There are now hundreds of millions of dollars set aside as part of the Federal economic stimulus bill for doing dozens of studies similar to the ones mentioned above, an unprecedented amount. Scientific panels will take the results and write clinical guidelines which doctors will be asked to consider in their decision making. This will fill a huge knowledge gap. Although there are presently guidelines for most things in medicine, it has been estimated that only a third are based on hard scientific evidence. Some have been written by drug companies and favor the products of those companies.

Clinical effectiveness research will go a step further than traditional clinical trials to make the results more relevant to the real world setting of your doctor’s office by looking into differences in response to treatment among racial, gender, ethnic, and age groups. This aspect of the research has been incorporated into the official definition of clinical effectiveness research. Several groups, racial and ethnic minorities and women among them, have often been underrepresented in medical research. The authors of the report ask, “What is the best pain management regimen for disabling arthritis in an elderly African-American woman with heart disease?” This is a good question since several of the NSAIDs once used for arthritis were shown to induce heart problems. A racial difference doesn’t come to mind but the question takes into consideration studies that show differences in susceptibilities to a variety of chronic conditions and responses to medications between racial, gender and age groups. One size does not fit all.

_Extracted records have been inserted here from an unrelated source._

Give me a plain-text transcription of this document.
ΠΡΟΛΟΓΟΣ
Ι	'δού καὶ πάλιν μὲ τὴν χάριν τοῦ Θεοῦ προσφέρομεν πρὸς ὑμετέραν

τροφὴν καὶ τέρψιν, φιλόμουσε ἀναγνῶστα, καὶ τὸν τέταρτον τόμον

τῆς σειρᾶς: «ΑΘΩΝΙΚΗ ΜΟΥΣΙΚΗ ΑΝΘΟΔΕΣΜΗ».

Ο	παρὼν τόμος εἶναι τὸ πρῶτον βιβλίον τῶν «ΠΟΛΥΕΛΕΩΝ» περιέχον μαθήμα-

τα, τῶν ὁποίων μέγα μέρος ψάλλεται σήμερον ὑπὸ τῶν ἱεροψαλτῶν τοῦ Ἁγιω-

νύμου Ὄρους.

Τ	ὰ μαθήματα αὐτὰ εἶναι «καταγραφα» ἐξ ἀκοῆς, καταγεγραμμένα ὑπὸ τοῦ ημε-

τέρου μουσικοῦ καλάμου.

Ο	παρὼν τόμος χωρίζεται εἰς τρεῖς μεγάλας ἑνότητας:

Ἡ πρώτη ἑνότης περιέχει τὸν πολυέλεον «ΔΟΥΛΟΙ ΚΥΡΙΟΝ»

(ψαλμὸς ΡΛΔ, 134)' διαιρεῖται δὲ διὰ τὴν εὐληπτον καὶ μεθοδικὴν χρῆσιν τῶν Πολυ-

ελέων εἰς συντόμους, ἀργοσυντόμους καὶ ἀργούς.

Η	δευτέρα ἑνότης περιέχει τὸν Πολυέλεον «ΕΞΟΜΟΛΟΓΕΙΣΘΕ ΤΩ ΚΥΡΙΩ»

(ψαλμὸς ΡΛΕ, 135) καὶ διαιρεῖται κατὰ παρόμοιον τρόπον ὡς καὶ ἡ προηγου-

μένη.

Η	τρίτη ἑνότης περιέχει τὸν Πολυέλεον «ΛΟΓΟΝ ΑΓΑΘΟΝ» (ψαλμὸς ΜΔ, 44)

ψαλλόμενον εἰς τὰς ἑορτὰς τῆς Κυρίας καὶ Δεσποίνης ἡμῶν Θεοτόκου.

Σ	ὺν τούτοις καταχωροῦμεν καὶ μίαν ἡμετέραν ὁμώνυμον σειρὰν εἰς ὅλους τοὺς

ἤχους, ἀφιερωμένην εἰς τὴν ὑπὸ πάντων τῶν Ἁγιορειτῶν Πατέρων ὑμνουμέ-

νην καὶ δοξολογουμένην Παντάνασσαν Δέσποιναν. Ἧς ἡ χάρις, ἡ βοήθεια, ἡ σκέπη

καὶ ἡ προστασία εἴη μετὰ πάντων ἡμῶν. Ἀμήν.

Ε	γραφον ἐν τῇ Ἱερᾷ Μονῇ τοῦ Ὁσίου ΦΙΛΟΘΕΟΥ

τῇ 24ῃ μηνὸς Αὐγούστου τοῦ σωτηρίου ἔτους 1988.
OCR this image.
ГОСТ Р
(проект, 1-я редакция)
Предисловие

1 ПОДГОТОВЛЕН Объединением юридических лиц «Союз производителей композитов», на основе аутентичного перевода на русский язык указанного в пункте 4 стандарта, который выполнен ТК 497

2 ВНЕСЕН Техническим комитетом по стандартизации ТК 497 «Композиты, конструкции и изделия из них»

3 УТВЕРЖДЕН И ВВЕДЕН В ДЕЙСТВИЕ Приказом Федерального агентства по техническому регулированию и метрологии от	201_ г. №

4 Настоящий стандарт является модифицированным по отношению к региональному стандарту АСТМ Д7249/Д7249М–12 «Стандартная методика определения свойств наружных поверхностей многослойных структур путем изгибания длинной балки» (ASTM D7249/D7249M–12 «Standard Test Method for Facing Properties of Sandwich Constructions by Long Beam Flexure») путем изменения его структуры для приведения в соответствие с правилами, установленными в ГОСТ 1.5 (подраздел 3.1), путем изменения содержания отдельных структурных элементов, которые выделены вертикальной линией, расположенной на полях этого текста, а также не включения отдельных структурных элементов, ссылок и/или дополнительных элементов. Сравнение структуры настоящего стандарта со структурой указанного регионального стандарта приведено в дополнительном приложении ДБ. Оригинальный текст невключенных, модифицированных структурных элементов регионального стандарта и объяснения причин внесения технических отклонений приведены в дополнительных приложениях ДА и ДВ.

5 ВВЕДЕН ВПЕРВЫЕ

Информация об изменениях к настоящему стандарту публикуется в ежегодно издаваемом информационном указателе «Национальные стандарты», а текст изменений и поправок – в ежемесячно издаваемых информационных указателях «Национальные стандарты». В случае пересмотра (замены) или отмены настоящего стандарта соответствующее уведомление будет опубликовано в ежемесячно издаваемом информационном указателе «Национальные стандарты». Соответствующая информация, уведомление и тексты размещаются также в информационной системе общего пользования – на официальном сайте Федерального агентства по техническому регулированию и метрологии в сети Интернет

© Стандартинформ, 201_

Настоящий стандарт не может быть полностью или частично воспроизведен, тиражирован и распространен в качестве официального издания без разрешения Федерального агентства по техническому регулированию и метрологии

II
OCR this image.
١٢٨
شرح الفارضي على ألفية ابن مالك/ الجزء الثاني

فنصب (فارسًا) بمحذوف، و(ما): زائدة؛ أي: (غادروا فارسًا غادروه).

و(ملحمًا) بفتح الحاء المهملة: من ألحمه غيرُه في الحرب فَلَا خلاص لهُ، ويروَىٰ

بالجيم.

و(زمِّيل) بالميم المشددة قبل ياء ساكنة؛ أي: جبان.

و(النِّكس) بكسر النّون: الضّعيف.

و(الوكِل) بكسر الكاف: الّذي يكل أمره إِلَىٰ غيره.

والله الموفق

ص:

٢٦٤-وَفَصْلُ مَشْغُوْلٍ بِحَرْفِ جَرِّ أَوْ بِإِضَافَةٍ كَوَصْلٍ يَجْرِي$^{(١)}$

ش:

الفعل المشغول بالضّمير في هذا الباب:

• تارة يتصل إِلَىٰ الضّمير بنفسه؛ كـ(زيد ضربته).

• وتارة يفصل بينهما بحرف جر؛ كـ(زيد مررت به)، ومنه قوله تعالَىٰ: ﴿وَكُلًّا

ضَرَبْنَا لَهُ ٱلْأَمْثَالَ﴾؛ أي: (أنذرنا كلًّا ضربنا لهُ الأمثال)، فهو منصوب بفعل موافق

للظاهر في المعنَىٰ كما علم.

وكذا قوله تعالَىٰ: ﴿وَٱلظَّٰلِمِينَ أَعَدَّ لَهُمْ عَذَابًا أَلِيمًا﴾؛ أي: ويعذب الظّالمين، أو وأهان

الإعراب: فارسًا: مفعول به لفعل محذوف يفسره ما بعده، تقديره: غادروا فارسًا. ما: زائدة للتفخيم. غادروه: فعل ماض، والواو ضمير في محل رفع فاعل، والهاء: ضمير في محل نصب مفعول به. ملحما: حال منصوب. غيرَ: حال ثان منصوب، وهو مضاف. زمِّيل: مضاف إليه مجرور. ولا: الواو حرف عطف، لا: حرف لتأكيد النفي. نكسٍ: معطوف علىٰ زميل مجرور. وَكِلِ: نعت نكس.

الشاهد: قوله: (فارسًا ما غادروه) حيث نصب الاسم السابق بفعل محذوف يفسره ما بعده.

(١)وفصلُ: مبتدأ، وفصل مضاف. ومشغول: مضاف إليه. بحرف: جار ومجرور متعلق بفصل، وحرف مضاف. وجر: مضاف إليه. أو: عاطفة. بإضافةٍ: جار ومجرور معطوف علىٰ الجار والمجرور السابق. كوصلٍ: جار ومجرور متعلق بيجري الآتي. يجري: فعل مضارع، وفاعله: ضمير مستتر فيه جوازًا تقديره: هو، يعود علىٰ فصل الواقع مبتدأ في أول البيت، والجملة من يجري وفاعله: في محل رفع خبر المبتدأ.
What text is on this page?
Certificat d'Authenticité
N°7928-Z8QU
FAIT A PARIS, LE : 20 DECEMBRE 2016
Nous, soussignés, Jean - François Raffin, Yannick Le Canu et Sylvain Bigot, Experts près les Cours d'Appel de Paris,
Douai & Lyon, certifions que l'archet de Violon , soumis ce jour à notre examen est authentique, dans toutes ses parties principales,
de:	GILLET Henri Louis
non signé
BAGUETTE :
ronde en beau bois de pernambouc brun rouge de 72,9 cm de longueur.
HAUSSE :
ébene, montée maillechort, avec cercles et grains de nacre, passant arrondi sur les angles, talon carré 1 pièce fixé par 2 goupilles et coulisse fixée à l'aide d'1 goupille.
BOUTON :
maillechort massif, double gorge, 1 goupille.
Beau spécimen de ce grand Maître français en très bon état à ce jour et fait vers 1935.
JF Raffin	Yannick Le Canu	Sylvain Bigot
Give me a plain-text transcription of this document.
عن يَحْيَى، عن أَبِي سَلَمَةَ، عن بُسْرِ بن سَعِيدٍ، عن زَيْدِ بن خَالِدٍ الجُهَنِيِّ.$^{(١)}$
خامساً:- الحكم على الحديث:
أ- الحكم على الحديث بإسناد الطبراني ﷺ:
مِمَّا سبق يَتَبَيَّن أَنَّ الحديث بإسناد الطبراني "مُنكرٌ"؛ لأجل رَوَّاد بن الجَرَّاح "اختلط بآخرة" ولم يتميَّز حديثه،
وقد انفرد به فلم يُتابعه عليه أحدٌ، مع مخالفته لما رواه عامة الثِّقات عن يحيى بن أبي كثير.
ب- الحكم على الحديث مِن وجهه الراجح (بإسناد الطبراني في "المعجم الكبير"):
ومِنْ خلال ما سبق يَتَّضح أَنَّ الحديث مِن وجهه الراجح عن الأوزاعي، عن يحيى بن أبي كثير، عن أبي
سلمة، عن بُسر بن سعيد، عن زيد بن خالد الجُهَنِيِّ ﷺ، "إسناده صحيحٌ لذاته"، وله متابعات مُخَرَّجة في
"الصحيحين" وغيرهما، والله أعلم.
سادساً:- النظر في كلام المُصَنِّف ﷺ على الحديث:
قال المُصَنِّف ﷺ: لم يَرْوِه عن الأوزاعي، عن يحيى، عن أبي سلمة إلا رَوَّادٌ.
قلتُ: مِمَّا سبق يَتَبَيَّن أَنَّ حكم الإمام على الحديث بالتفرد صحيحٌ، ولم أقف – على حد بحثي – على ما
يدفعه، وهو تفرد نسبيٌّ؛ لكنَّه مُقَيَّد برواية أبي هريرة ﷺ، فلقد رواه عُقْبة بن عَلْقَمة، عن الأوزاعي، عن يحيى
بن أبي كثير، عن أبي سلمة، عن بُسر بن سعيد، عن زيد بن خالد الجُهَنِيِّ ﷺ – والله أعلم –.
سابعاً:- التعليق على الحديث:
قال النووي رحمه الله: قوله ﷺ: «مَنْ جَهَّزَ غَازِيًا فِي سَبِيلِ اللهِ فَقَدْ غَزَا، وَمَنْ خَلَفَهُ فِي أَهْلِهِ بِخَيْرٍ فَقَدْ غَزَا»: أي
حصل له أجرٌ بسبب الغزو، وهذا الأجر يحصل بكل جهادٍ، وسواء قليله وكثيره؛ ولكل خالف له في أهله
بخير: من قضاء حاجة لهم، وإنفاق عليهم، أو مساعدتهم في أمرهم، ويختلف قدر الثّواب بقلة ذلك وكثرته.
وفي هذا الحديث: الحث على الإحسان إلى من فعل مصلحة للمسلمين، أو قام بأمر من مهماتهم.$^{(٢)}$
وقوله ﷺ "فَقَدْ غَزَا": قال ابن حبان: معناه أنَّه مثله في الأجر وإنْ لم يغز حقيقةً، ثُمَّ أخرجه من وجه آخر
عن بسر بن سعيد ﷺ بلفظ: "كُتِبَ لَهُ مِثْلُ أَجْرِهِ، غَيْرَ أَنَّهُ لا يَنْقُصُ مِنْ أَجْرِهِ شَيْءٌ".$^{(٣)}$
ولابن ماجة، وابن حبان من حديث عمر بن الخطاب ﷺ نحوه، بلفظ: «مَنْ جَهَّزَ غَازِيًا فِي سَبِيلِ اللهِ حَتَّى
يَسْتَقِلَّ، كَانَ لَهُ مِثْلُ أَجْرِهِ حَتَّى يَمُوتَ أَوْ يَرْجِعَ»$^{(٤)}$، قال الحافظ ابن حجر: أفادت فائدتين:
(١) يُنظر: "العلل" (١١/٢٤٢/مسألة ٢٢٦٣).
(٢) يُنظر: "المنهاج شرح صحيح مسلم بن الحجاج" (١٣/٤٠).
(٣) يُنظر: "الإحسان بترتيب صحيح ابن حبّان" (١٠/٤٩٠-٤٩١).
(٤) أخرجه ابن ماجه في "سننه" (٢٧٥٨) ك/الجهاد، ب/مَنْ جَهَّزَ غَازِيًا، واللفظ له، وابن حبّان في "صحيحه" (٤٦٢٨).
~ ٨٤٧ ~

There are big caveats to all of this. however. A medical utopia is an unlikely outcome of all this spending and research. The problem of what to do for an individual patient will not invariably be solved by referring to the results of clinical effectiveness research. This is partly because definitive, unequivocal results and recommendations have not been obtained from some of the best designed and performed scientific studies. That is the nature of research. Sometimes well done studies contradict each other resulting in dramatic shifts in guidelines. In the last three years, those for regulating blood sugar in diabetics have changed from advising rigid control to much looser control when it was found in a well controlled prospective study that in some patients tight control was harmful. I think that an important lesson about  flexibility in guidelines and the limitations of studies was learned.

The best safety mechanism is leaving health care decisions in the hands of the doctor and patient acting in concert. Consistent with this, the report to the President and Congress says, “CER {clinical effectiveness research} should not be used as a sole criterion for denying or awarding care or as justification for making care choices based on cost without consideration of effectiveness, safety, and convenience for an individual patient.” Even so, it will become less likely that a patient will get an operation costing tens of thousands of dollars when an aspirin, say, has been proven to be just as effective.